Does a hedge fund investment adviser owe a fiduciary duty to an investor for purposes of the Investment Advisers Act's anti-fraud provisions when there is a pre-existing advisory relationship, the investor is the sole shareholder, and there is direct communication between the adviser and investor about the fund's strategy?


Opinions:

Majority - Rogers, J.

Yes. A hedge fund adviser can have a fiduciary relationship with an investor under certain circumstances. The court distinguished this case from Goldstein v. SEC, which held that not all hedge fund investors are automatically clients of the adviser for registration purposes. Goldstein did not preclude finding a client relationship on a case-by-case basis for the purpose of anti-fraud statutes. The evidence here supported the jury's finding of a fiduciary duty because: 1) Lay and the Bureau had a pre-existing fiduciary relationship regarding the Long Fund, which continued as a single investment strategy; 2) the Bureau was not a passive investor, but had direct and regular communication with Lay about the Active Duration Fund; and 3) the Bureau was the sole investor in the fund at the relevant time. Therefore, sufficient evidence supported Lay's conviction for investment adviser fraud and the related mail and wire fraud counts.


Concurring in part and dissenting in part - Kethledge, J.
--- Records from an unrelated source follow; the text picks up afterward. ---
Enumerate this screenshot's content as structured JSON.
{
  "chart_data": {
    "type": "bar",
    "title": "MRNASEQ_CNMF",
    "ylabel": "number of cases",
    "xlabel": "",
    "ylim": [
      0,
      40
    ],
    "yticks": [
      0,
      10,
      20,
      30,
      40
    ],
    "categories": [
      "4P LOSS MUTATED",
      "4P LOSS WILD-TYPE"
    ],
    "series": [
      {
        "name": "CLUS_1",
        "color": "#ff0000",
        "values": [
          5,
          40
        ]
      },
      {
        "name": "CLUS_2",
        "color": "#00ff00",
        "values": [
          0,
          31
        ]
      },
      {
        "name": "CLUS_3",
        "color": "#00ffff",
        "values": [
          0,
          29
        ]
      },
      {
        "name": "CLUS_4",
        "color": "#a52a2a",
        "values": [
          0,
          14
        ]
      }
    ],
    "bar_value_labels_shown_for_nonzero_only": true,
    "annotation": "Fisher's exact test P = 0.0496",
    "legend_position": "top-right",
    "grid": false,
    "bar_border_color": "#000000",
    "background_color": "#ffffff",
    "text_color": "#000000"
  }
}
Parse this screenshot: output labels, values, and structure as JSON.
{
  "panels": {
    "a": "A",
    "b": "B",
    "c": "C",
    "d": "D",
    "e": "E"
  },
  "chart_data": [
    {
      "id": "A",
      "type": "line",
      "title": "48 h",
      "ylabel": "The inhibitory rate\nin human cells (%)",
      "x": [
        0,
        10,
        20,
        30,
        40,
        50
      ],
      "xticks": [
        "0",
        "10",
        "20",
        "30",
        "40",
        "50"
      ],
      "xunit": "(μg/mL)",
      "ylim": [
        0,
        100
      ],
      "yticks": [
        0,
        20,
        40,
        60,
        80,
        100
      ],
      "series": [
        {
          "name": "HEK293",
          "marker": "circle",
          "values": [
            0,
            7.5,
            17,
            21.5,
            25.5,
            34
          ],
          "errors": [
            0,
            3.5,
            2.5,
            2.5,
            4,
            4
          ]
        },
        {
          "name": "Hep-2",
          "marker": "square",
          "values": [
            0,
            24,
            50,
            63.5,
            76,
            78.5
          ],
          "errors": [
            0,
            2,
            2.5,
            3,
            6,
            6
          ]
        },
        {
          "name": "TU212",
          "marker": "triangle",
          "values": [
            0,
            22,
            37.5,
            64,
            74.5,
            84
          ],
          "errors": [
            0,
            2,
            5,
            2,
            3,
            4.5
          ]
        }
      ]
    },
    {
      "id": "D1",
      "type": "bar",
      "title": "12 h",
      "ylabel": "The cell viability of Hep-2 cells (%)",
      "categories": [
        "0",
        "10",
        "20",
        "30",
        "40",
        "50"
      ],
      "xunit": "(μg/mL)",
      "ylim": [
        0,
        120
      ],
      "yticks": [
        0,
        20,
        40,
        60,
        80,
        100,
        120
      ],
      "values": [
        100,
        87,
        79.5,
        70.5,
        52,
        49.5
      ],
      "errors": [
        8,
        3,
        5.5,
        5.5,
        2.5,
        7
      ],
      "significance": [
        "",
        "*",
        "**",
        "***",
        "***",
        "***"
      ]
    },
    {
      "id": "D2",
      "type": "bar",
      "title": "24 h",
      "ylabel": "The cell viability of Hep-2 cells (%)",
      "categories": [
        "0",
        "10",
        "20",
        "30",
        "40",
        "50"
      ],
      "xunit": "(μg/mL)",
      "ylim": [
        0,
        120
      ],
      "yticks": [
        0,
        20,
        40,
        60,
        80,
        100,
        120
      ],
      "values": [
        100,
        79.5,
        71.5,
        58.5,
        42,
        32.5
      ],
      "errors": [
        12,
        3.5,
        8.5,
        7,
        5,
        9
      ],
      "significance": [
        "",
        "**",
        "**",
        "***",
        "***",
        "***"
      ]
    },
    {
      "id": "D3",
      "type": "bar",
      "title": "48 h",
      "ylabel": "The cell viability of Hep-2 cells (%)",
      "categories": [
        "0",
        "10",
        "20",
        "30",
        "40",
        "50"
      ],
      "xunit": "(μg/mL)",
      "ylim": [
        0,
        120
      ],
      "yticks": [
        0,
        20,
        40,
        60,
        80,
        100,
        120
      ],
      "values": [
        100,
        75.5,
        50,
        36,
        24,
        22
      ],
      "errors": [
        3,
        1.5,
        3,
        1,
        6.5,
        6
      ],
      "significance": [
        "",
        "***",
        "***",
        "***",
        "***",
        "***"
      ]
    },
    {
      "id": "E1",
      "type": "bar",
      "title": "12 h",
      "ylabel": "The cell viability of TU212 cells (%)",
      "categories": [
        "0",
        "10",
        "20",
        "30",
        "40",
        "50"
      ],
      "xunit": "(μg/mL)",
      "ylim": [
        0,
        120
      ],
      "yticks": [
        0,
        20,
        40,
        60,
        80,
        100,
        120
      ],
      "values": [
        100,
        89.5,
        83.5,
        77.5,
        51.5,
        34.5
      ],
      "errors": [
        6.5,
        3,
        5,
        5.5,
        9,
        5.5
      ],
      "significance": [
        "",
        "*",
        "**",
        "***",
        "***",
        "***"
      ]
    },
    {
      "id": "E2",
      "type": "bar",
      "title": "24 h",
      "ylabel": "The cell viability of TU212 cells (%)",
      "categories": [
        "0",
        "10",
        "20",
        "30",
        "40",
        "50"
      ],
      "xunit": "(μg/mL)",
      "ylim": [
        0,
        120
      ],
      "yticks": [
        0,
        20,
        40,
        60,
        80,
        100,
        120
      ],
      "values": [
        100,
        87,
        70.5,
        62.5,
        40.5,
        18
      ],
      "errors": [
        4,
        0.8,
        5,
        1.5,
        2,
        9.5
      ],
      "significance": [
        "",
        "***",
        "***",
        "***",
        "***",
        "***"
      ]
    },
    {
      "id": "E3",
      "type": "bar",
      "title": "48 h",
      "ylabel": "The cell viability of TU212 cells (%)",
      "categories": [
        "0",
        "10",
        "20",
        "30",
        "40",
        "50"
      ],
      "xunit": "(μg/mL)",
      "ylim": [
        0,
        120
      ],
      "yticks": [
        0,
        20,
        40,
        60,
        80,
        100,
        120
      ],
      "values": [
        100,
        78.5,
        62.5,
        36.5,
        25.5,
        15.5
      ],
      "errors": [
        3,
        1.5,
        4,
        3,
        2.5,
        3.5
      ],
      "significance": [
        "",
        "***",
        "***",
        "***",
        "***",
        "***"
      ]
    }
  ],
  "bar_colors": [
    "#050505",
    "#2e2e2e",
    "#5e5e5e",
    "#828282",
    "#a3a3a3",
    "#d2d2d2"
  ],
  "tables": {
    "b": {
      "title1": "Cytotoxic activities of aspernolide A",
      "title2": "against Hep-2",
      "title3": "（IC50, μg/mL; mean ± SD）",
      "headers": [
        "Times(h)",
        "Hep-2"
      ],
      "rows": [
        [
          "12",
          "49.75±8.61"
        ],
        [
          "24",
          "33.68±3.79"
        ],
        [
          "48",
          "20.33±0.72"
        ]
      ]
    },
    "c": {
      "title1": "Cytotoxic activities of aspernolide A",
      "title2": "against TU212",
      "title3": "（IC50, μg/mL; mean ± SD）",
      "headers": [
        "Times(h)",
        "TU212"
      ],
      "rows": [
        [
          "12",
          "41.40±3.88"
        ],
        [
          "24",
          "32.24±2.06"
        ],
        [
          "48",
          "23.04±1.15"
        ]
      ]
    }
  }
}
No, as to the mail fraud conviction. While the author concurs with the affirmance of the investment adviser fraud and conspiracy convictions, he dissents from the mail fraud conviction. The government failed to prove that the charged mailings—routine trade confirmation slips sent between banks—were 'in furtherance of' the fraudulent scheme. These slips were too remote from Lay's misrepresentations to the Bureau and did not serve to 'lull' the victim into a false sense of security. The government should have based the mail fraud charge on a communication more directly related to the fraud itself. Despite this disagreement, the author concurs in affirming Lay's overall sentence, as it was based on concurrent sentences for multiple counts, including the valid conspiracy conviction.



Analysis:

This decision significantly clarifies the scope of a hedge fund adviser's fiduciary duties in the wake of Goldstein v. SEC. It establishes that the determination of a client relationship is a fact-specific inquiry, preventing advisers from using the fund's corporate form as an absolute shield against fraud liability to investors. The case sets a precedent that advisers with direct, ongoing, and substantive relationships with investors—especially in single-investor funds or where there's a pre-existing advisory relationship—can be held to have a direct fiduciary duty to that investor. This increases the legal risk for advisers who manage funds for a small number of sophisticated or actively involved clients.